El ojo de buey nos enmarca a Stefan, yerno de Ingimundur, al que éste interroga sobre su infidelidad. Su enfrentamiento coincide con recuerdos, con objetos encontrados durante el accidente: una roca, unas gafas. Él, que ha perdido dos veces a su mujer, escucha aparentemente sereno las excusas de su yerno. Será su nieta la que acabe resquebrajándolo.

A partir de ahí, Ingimundur comienza a enfrentarse a su entorno, uno por uno, hasta quedarse solo ante sus miedos. El sinsentido de las consultas con el psicólogo se reduce hasta el absurdo. La falta de naturalidad y de empatía por parte del médico se acentúa, y lleva al protagonista a destrozarlo todo.

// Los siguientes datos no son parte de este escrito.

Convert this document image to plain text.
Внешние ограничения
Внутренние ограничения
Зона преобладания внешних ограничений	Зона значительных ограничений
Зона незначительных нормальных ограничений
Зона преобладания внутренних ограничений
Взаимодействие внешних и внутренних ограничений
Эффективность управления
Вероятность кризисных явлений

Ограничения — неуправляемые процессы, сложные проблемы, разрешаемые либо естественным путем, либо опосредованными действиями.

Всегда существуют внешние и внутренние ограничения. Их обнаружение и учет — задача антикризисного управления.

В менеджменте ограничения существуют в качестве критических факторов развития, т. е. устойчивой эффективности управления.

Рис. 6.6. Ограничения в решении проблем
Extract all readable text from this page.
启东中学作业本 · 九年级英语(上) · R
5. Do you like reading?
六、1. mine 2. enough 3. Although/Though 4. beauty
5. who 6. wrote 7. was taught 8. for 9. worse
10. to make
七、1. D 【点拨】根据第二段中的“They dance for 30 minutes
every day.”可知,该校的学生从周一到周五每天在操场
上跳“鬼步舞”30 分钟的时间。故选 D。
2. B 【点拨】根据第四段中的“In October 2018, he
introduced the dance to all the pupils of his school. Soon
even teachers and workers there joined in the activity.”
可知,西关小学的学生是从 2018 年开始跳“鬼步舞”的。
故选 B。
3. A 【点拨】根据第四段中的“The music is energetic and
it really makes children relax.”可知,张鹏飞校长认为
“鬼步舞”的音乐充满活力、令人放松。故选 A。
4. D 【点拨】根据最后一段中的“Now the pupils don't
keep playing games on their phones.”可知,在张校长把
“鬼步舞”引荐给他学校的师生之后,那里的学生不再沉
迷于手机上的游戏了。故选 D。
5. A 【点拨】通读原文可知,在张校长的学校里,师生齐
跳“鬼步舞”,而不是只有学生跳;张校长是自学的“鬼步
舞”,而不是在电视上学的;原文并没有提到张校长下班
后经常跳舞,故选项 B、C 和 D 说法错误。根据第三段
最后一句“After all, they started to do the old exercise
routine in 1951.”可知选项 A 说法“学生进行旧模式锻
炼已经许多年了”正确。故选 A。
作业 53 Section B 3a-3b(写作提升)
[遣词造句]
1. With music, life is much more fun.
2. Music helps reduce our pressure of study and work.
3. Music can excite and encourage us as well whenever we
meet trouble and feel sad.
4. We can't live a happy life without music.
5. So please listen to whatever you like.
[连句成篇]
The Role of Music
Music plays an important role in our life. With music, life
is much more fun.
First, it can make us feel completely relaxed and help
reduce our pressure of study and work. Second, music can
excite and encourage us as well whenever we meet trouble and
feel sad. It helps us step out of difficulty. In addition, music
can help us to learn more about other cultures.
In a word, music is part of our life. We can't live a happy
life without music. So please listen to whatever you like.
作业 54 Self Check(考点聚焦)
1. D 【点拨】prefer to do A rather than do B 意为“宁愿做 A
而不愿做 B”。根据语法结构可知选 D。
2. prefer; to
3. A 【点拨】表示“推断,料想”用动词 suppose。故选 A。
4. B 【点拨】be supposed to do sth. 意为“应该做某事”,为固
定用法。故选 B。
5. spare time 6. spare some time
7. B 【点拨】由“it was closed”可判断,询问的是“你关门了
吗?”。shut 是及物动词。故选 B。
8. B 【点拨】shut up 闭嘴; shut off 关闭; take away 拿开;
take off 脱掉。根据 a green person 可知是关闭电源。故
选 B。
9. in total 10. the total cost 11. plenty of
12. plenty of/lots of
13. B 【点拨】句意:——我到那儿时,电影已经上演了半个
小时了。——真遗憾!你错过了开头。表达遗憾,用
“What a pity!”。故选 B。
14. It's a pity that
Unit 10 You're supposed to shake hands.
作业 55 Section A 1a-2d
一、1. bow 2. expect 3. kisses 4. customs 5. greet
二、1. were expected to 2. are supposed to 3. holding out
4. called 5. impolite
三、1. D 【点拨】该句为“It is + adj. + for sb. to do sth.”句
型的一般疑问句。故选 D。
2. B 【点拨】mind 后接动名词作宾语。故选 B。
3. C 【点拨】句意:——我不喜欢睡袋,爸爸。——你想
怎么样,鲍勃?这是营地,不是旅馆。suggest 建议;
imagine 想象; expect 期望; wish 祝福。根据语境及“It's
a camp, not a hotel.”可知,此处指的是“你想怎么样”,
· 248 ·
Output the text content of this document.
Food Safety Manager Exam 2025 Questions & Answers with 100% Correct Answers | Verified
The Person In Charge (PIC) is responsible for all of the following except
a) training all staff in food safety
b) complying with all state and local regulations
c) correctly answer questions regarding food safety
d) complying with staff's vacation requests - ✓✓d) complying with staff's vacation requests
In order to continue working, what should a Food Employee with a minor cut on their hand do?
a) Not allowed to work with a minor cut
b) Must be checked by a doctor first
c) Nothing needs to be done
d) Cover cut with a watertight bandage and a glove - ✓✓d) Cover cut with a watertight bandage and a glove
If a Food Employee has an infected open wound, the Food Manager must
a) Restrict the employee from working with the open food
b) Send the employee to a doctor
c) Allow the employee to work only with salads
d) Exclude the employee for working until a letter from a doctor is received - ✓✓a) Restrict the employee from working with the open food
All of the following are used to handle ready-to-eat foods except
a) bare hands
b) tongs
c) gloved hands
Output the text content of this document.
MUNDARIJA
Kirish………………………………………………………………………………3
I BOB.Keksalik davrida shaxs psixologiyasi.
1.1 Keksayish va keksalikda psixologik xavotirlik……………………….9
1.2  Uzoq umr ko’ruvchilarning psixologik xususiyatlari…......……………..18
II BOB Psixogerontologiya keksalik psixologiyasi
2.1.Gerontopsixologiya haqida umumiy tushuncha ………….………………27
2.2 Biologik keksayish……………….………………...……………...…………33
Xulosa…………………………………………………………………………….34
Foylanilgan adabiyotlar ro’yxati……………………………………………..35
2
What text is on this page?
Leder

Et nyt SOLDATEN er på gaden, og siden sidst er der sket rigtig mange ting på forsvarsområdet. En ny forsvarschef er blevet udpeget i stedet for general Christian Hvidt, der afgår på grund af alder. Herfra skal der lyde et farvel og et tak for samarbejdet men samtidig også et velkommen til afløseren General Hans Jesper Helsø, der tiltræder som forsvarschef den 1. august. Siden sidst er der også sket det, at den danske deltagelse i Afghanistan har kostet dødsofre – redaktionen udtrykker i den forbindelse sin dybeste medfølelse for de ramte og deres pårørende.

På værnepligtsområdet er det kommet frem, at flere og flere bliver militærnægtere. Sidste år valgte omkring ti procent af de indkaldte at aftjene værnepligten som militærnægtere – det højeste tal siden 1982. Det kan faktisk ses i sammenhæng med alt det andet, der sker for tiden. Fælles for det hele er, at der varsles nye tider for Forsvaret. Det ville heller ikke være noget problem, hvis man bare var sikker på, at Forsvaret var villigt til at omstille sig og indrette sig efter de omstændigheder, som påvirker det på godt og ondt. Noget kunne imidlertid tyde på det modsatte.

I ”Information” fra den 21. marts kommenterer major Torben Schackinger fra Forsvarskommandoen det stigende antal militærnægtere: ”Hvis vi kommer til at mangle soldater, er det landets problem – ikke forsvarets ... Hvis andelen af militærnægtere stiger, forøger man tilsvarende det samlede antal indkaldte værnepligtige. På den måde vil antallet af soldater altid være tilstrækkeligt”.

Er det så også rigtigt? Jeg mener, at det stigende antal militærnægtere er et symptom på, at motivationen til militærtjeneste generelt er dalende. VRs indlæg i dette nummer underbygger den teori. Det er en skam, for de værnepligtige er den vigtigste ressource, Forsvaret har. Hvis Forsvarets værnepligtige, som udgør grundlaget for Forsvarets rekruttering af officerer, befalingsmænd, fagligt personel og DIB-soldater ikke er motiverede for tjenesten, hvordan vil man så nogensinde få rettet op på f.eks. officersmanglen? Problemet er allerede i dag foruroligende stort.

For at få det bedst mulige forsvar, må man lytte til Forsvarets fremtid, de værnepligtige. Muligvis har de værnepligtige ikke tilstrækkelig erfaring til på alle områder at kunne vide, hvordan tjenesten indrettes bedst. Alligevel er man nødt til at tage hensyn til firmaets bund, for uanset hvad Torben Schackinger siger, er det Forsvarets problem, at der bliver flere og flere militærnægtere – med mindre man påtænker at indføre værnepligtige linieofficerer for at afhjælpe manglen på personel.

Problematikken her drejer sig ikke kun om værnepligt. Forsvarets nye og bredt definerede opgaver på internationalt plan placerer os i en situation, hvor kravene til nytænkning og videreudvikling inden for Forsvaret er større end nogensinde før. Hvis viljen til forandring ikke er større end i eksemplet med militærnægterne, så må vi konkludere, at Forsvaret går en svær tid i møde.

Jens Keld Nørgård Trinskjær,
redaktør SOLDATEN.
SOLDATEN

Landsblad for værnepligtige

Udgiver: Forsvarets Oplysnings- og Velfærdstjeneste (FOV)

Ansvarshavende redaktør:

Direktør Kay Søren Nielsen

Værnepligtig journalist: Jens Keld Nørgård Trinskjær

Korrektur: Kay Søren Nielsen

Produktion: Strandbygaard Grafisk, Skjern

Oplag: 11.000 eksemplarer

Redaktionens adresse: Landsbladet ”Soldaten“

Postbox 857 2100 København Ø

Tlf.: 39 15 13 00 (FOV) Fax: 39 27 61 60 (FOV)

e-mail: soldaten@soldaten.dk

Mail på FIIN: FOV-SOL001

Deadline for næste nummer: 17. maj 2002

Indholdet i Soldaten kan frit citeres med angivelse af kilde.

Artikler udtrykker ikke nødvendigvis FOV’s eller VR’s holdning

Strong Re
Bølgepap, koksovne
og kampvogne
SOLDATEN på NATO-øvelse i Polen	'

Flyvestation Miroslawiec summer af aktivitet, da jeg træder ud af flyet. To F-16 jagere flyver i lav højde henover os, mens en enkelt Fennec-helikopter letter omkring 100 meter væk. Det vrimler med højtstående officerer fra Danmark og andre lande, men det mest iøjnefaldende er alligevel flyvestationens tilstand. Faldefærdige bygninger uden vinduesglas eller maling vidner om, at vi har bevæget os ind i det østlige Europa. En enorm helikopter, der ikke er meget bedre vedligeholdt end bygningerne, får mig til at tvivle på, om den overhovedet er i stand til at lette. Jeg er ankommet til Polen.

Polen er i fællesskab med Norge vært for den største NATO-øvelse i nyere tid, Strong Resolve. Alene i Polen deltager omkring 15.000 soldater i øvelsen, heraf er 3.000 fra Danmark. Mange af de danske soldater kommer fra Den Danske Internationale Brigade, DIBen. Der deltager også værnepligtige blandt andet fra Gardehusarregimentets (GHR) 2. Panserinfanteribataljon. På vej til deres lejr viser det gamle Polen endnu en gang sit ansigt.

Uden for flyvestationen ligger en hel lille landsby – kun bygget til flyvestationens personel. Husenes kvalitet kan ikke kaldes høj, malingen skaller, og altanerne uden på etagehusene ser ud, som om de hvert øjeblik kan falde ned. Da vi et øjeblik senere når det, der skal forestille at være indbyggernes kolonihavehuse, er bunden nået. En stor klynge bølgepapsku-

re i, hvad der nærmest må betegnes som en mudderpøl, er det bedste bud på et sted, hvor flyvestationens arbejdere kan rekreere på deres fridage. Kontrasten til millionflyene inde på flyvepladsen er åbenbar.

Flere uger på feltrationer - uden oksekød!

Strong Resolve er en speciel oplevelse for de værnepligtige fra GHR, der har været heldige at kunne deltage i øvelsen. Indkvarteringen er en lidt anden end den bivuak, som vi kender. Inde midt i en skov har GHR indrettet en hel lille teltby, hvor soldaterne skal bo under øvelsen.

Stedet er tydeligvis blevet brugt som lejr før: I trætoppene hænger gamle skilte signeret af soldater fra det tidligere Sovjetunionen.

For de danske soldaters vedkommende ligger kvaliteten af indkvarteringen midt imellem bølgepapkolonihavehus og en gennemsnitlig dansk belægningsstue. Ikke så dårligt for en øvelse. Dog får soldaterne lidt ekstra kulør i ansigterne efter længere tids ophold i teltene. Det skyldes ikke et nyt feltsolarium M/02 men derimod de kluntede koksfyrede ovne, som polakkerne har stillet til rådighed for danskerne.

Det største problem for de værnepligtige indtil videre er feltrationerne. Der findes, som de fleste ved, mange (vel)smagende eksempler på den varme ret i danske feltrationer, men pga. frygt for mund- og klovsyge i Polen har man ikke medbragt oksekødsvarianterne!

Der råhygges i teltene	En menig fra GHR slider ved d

En la escena siguiente y ante sus compañeros de la policía, la leche derramándose en el linóleo supone un sustituto de la sangre, de la violencia real. Se aísla por completo antes del enfrentamiento final, espantando a su nieta de su lado en un intento de protegerla. Los enfrentamientos suben en violencia, en brutalidad, hasta acabar en una situación que pondrá en peligro a los dos.

La música, mínima y estridente, nos habla de tensiones que no se pudieron resolver en vida, de enfrentamientos brutales pero necesarios para dejar atrás la rabia animal y seguir con el duelo. Nos acompaña durante escenas de luz blanquísima que hace desaparecer los límites entre la tierra y el cielo, entre los vivos y los muertos. Escenas en la que la sangre de una herida supone la vida, y un túnel es tierra de nadie donde reconocer la rabia está permitido y es celebrado por la niña salvaje, la guía protectora.

Al otro lado del tunel, en un refugio aún sin acabar, el duelo comienza. Los recuerdos empiezan a ser dulces, tiernos, e Ingimundur puede empezar a sentir la tristeza necesaria para acabar recomponiéndose.